Kultum

Aku Datang Memenuhi Panggilan-Mu Ya Allah (5)

Published

on

Ama R. Hery Herdiana (Foto : Dokumen Pribadi)

*Ama R. Hery Herdiana

Assalamu’alaikum wrwb sahabat fillah.

Jakarta, goindonesia.co – Hari Selasa, 27 Juni 2023 atau 9 Dzulhijjah 1444 waktu Saudi adalah hari puncaknya haji dimana pada hari itu semua jamaah haji berkumpul di suatu tempat yang namanya Arafah.

Rosulullah SAW bersabda, “Haji itu adalah Wukuf di Arafah, maka barangsiapa yang mengetahui (wukuf di Arafah) pada malam Arafah, hingga menjelang terbitnya Fajar dari malam berkumpulnya para jama’ah, maka sungguh hajinya telah sempurna” [HR. Abu Dawud].

Wukuf di Arafah merupakan tiang haji dan rukunnya yang terpenting. Barang siapa meninggalkannya, maka hajinya batal.

Wukuf di Arafah dimulai setelah matahari tergelincir. Untuk membuat kepastian pelaksanaannya setiap kloter akan mengadakannya secara berjamaah di tenda masing-masing kloter dimulai dengan khutbah Arofah diikuti dengan sholat Dhuhur qoshor dan Ashar jama takdim qoshor berjamaah, setelah itu dilanjutkan dengan berdzikir, membaca al-qur’an, bersholawat, muhasabah, dan berdoa masing-masing sampai waktu matahari tenggelam.

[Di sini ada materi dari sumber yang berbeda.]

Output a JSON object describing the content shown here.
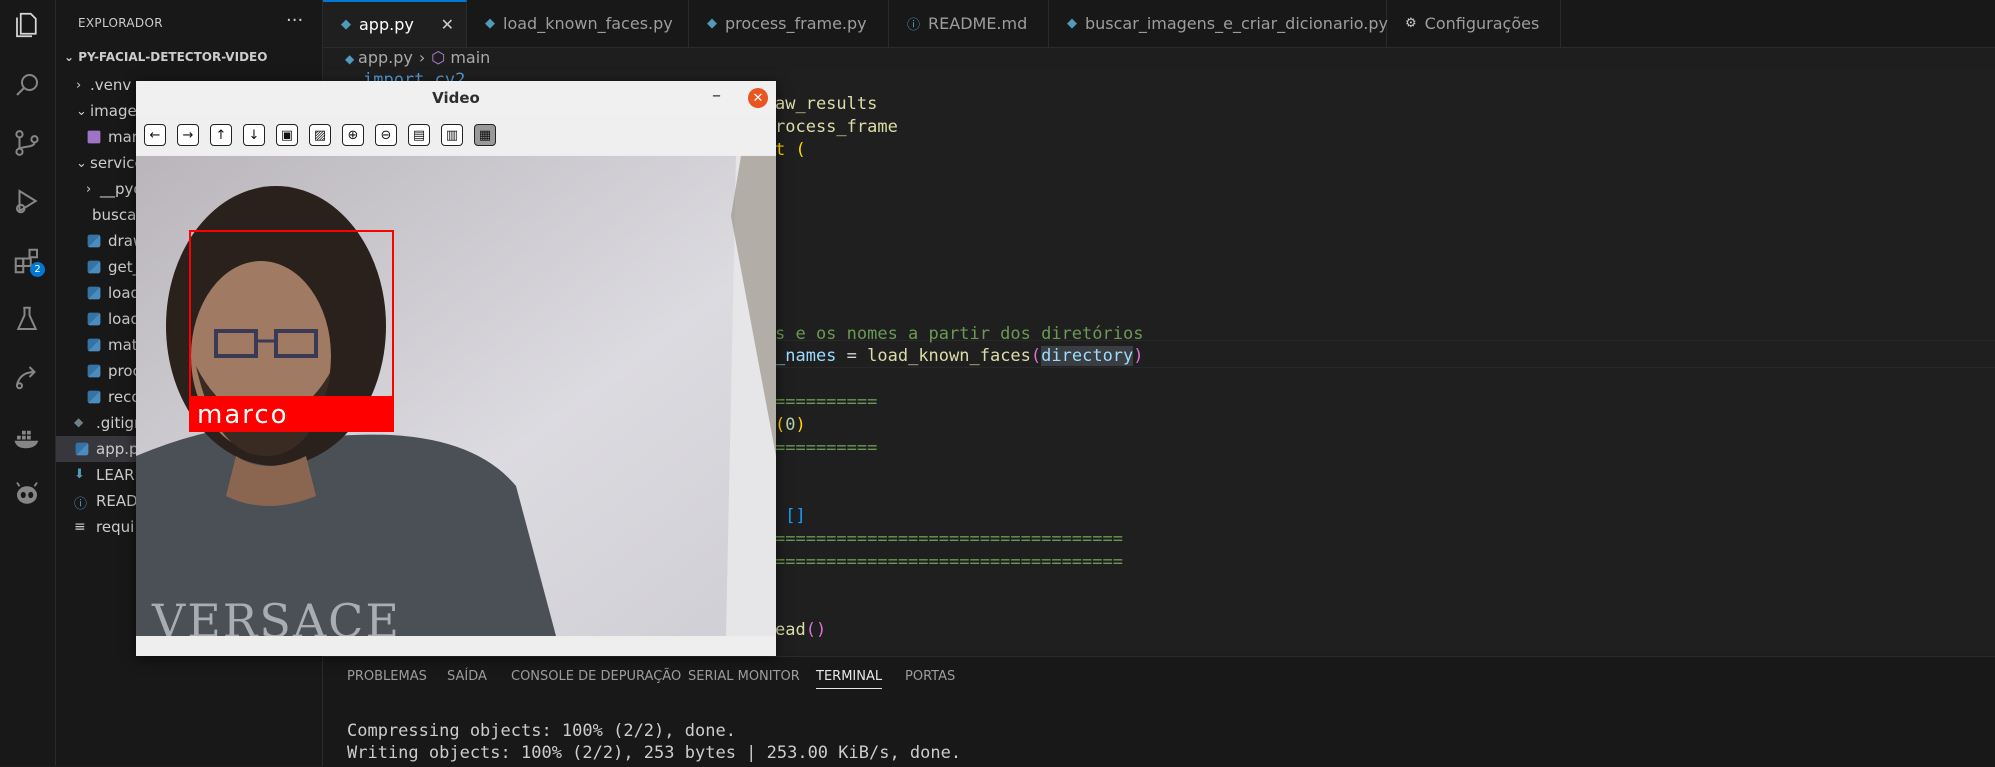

Arafah adalah tempat yang mustajab untuk berdoa, diantara tempat yang paling afdol berdoa adalah di tempat lebih tinggi atau bahkan tertinggi sehingga banyak orang yang naik sampai ke bukit-bukit Shakharat dan Jabal Rahmah atau wadi Namira.

Di wadi Namira ini terdapat masjid yang dinamakan masjid Ibrahim atau masjid Namira tetapi juga banyak yang berdoa di tenda dan keluar setelah agak sore menjelang matahari terbenam.
Meskipun suhu di Arafah 47 derajat celcius dari tempat-tempat itulah kami berdoa untuk diri sendiri, orang tua, guru-guru, istri, anak-anak, kerabat, orang-orang terdekat, bangsa, majlis, perkumpulan dan sahabat yang meminta didoakan, serta kaum muslimin secara umum.

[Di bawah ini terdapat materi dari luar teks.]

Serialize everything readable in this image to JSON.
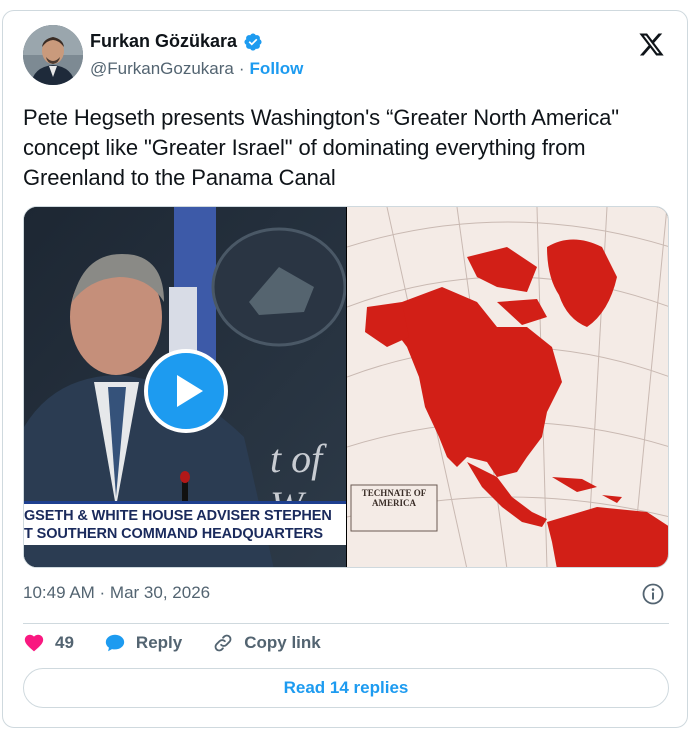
{
  "author": {
    "display_name": "Furkan Gözükara",
    "handle": "@FurkanGozukara",
    "separator": "·",
    "follow_label": "Follow",
    "verified": true
  },
  "tweet": {
    "text": "Pete Hegseth presents Washington's “Greater North America\" concept like \"Greater Israel\" of dominating everything from Greenland to the Panama Canal",
    "timestamp": "10:49 AM · Mar 30, 2026"
  },
  "media": {
    "video_ticker_line1": "GSETH & WHITE HOUSE ADVISER STEPHEN",
    "video_ticker_line2": "T SOUTHERN COMMAND HEADQUARTERS",
    "video_backdrop_text": "t of W",
    "map_title": "TECHNATE OF AMERICA"
  },
  "actions": {
    "like_count": "49",
    "reply_label": "Reply",
    "copy_link_label": "Copy link"
  },
  "footer": {
    "read_replies_label": "Read 14 replies"
  },
  "colors": {
    "accent": "#1d9bf0",
    "like": "#f91880",
    "map_red": "#d21f17"
  },
  "icons": [
    "verified-badge-icon",
    "x-logo-icon",
    "play-icon",
    "info-icon",
    "heart-icon",
    "reply-bubble-icon",
    "link-icon"
  ]
}
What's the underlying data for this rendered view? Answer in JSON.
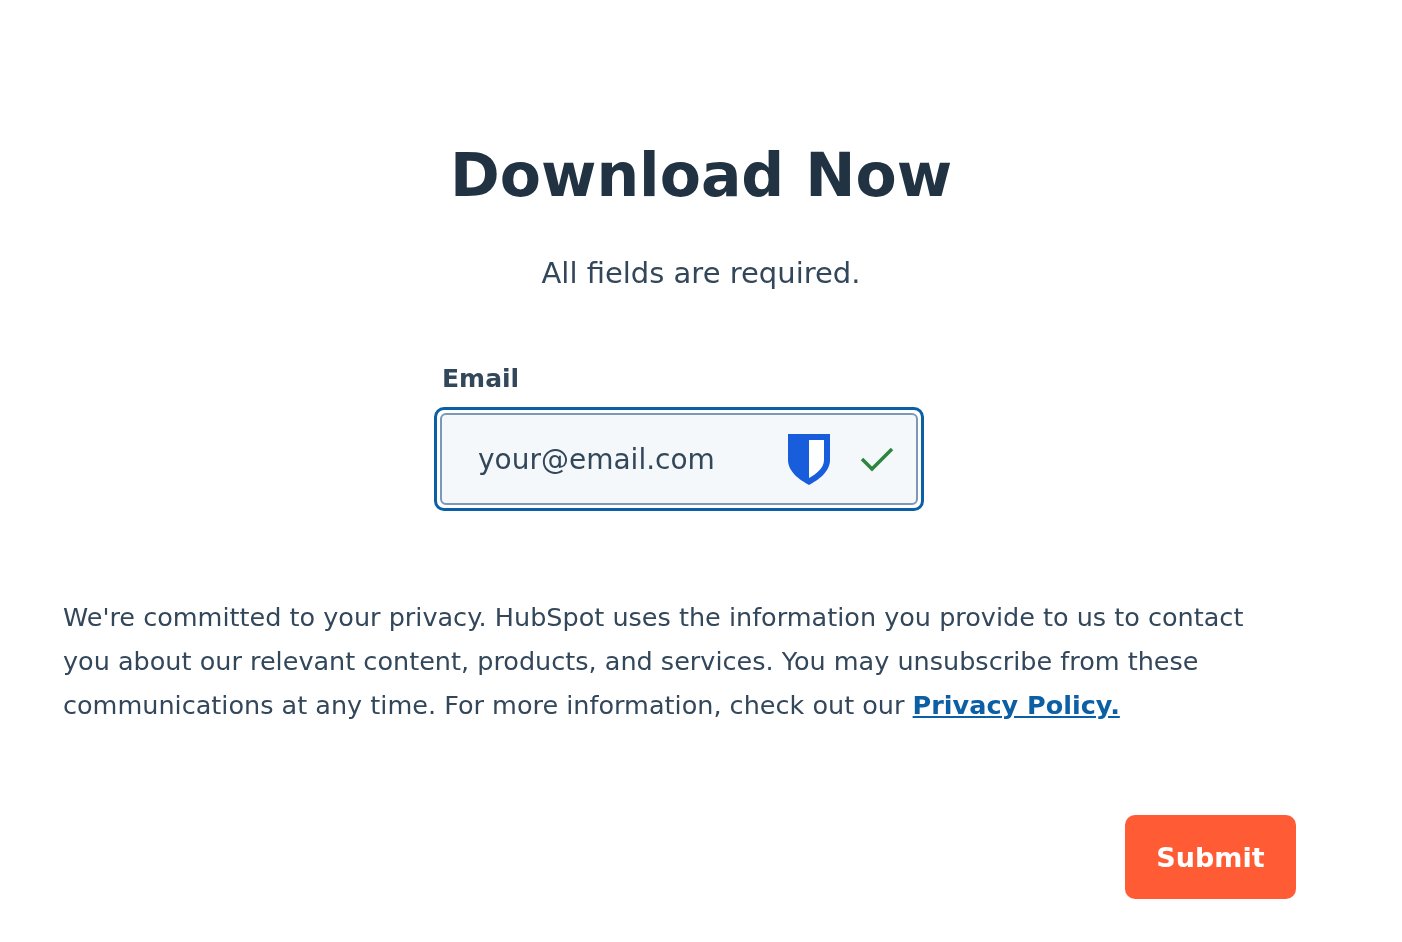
{
  "heading": "Download Now",
  "subtitle": "All fields are required.",
  "email_field": {
    "label": "Email",
    "value": "your@email.com",
    "valid": true
  },
  "privacy_notice": {
    "text": "We're committed to your privacy. HubSpot uses the information you provide to us to contact you about our relevant content, products, and services. You may unsubscribe from these communications at any time. For more information, check out our",
    "link": "Privacy Policy."
  },
  "submit_button": "Submit"
}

Sebagaimana Rosulullah SAW bersabda, “Doa yang paling utama adalah doa pada hari arafah dan sebaik-baik yang aku dan para nabi sebelumku ucapkan adalah kalimat tauhid, yaitu ‏لَا إلهَ إِلَّا اللهُ وَحْدَهُ لَا شَرِيْكَ لَهُ” [HR Imam Malik].

Dengan dasar inilah kami berusaha untuk memaksimalkan momen Arafah ini dan berharap bisa kembali lagi ke Arafah di tahun berikutnya bersama keluarga, orang tua, kerabat dan sahabat fillah, aamiin.

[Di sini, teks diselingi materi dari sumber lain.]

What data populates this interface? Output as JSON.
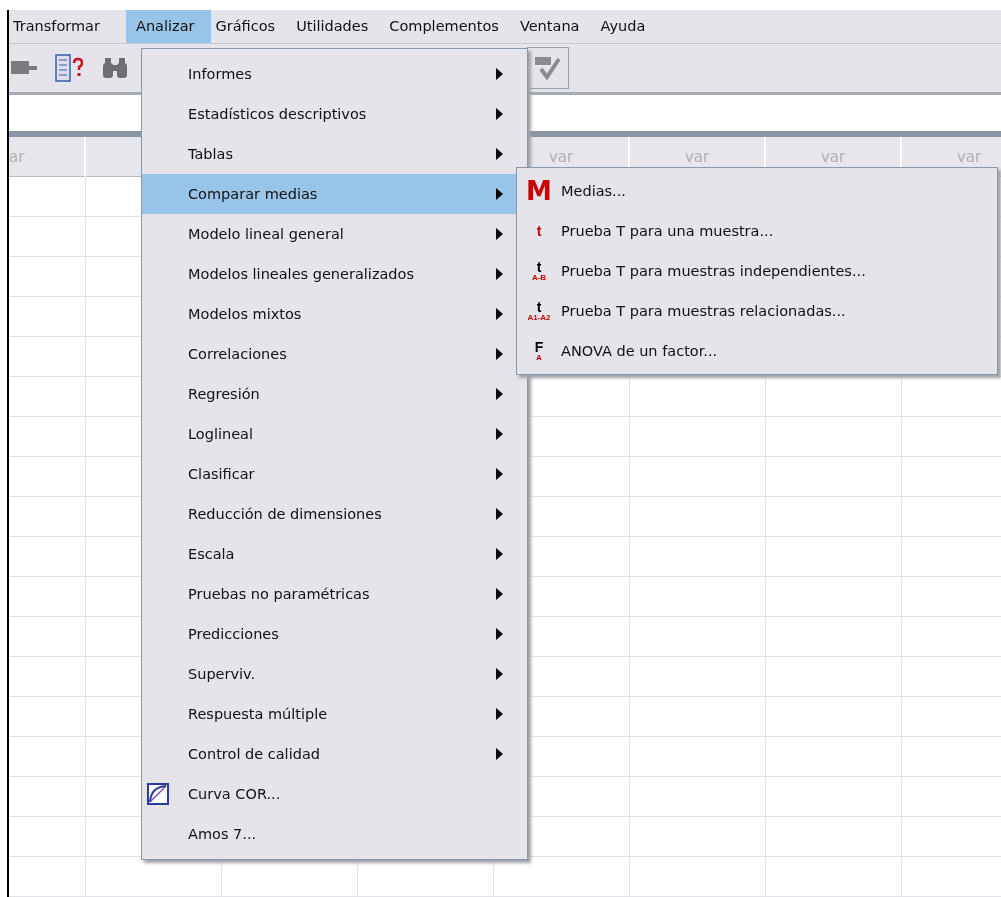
{
  "menubar": [
    {
      "label": "Transformar",
      "selected": false
    },
    {
      "label": "Analizar",
      "selected": true
    },
    {
      "label": "Gráficos",
      "selected": false
    },
    {
      "label": "Utilidades",
      "selected": false
    },
    {
      "label": "Complementos",
      "selected": false
    },
    {
      "label": "Ventana",
      "selected": false
    },
    {
      "label": "Ayuda",
      "selected": false
    }
  ],
  "grid": {
    "columns": [
      {
        "kind": "labeled",
        "label": "ar"
      },
      {
        "kind": "blank"
      },
      {
        "kind": "blank"
      },
      {
        "kind": "blank"
      },
      {
        "kind": "labeled",
        "label": "var"
      },
      {
        "kind": "labeled",
        "label": "var"
      },
      {
        "kind": "labeled",
        "label": "var"
      },
      {
        "kind": "labeled",
        "label": "var"
      }
    ]
  },
  "menu": {
    "items": [
      {
        "label": "Informes",
        "kind": "submenu",
        "selected": false
      },
      {
        "label": "Estadísticos descriptivos",
        "kind": "submenu",
        "selected": false
      },
      {
        "label": "Tablas",
        "kind": "submenu",
        "selected": false
      },
      {
        "label": "Comparar medias",
        "kind": "submenu",
        "selected": true
      },
      {
        "label": "Modelo lineal general",
        "kind": "submenu",
        "selected": false
      },
      {
        "label": "Modelos lineales generalizados",
        "kind": "submenu",
        "selected": false
      },
      {
        "label": "Modelos mixtos",
        "kind": "submenu",
        "selected": false
      },
      {
        "label": "Correlaciones",
        "kind": "submenu",
        "selected": false
      },
      {
        "label": "Regresión",
        "kind": "submenu",
        "selected": false
      },
      {
        "label": "Loglineal",
        "kind": "submenu",
        "selected": false
      },
      {
        "label": "Clasificar",
        "kind": "submenu",
        "selected": false
      },
      {
        "label": "Reducción de dimensiones",
        "kind": "submenu",
        "selected": false
      },
      {
        "label": "Escala",
        "kind": "submenu",
        "selected": false
      },
      {
        "label": "Pruebas no paramétricas",
        "kind": "submenu",
        "selected": false
      },
      {
        "label": "Predicciones",
        "kind": "submenu",
        "selected": false
      },
      {
        "label": "Superviv.",
        "kind": "submenu",
        "selected": false
      },
      {
        "label": "Respuesta múltiple",
        "kind": "submenu",
        "selected": false
      },
      {
        "label": "Control de calidad",
        "kind": "submenu",
        "selected": false
      },
      {
        "label": "Curva COR...",
        "kind": "roc",
        "selected": false
      },
      {
        "label": "Amos 7...",
        "kind": "plain",
        "selected": false
      }
    ]
  },
  "submenu": {
    "items": [
      {
        "label": "Medias...",
        "icon": "M",
        "kind": "big"
      },
      {
        "label": "Prueba T para una muestra...",
        "icon": "t",
        "kind": "small"
      },
      {
        "label": "Prueba T para muestras independientes...",
        "icon": "t",
        "icon_sub": "A-B",
        "kind": "stacked"
      },
      {
        "label": "Prueba T para muestras relacionadas...",
        "icon": "t",
        "icon_sub": "A1-A2",
        "kind": "stacked"
      },
      {
        "label": "ANOVA de un factor...",
        "icon": "F",
        "icon_sub": "A",
        "kind": "stacked"
      }
    ]
  }
}
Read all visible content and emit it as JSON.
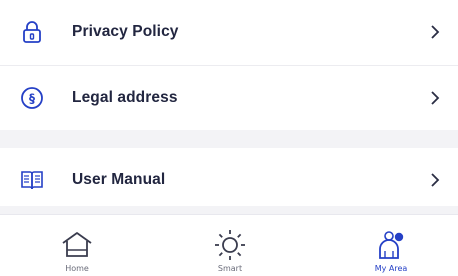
{
  "menu": {
    "items": [
      {
        "label": "Privacy Policy",
        "icon": "lock-icon"
      },
      {
        "label": "Legal address",
        "icon": "section-sign-icon"
      },
      {
        "label": "User Manual",
        "icon": "book-icon"
      }
    ]
  },
  "tabbar": {
    "tabs": [
      {
        "label": "Home",
        "icon": "home-icon",
        "active": false
      },
      {
        "label": "Smart",
        "icon": "sun-icon",
        "active": false
      },
      {
        "label": "My Area",
        "icon": "user-area-icon",
        "active": true
      }
    ]
  },
  "colors": {
    "accent": "#2540c6",
    "text": "#222640",
    "divider": "#f3f3f6"
  }
}
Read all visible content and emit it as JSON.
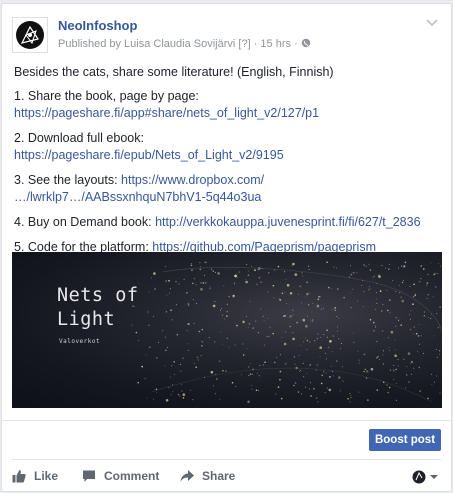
{
  "post": {
    "page_name": "NeoInfoshop",
    "published_by": "Published by Luisa Claudia Sovijärvi",
    "info_marker": "[?]",
    "separator": "·",
    "time": "15 hrs",
    "intro": "Besides the cats, share some literature! (English, Finnish)",
    "items": [
      {
        "label": "1. Share the book, page by page:",
        "link": "https://pageshare.fi/app#share/nets_of_light_v2/127/p1"
      },
      {
        "label": "2. Download full ebook:",
        "link": "https://pageshare.fi/epub/Nets_of_Light_v2/9195"
      },
      {
        "label": "3. See the layouts:",
        "link_line1": "https://www.dropbox.com/",
        "link_line2": "…/lwrklp7…/AABssxnhquN7bhV1-5q44o3ua"
      },
      {
        "label": "4. Buy on Demand book:",
        "link": "http://verkkokauppa.juvenesprint.fi/fi/627/t_2836"
      },
      {
        "label": "5. Code for the platform:",
        "link": "https://github.com/Pageprism/pageprism"
      }
    ],
    "banner": {
      "title_line1": "Nets of",
      "title_line2": "Light",
      "subtitle": "Valoverkot"
    }
  },
  "boost_label": "Boost post",
  "actions": {
    "like": "Like",
    "comment": "Comment",
    "share": "Share"
  },
  "colors": {
    "link": "#365899",
    "boost": "#4267b2",
    "meta": "#90949c"
  }
}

Kembali kita kepada kisah Asy-Sybli ketika sedang belajar dengan gurunya yaitu syekh Ali Zainal Abidin.

Syekh bertanya, “Apakah engkau telah Wukuf di Arafah, mendaki Jabal Rahmah, mengunjungi Wadi Namirah, serta memanjatkan do’a-do’a di bukit Shakharat?” “Benar, seperti itu.”

“Ketika Wukuf di Arafah, apakah engkau menghayati kebesaran Allah, serta berniat mendalami ilmu yang dapat mengantarkanmu kepada-Nya? Apakah ketika itu engkau merasakan kedekatan yang demikian dekat denganmu? Ketika mendaki Jabal Rahmah, apakah engkau mendambakan Rahmat Allah bagi setiap Mukmin? Ketika berada di Wadi Namirah, apakah engkau berketetapan hati untuk tidak meng-amarkan yang ma’ruf, sebelum engkau meng-amarkannya pada dirimu sendiri? Serta tidak melarang seseorang melakukan sesuatu sebelum engkau melarang diri sendiri? Ketika berada diantara bukit-bukit sana, apakah engkau sadar bahwa tempat itu akan menjadi saksi segala perbuatanmu?” “Tidak.” “Kalau begitu, engkau tidak wukuf di Arafah, tidak mendaki Jabal Rahmah, tidak mengenal Wadi Namirah, tidak pula berdo’a di sana! (Cag, bersambung…) (***)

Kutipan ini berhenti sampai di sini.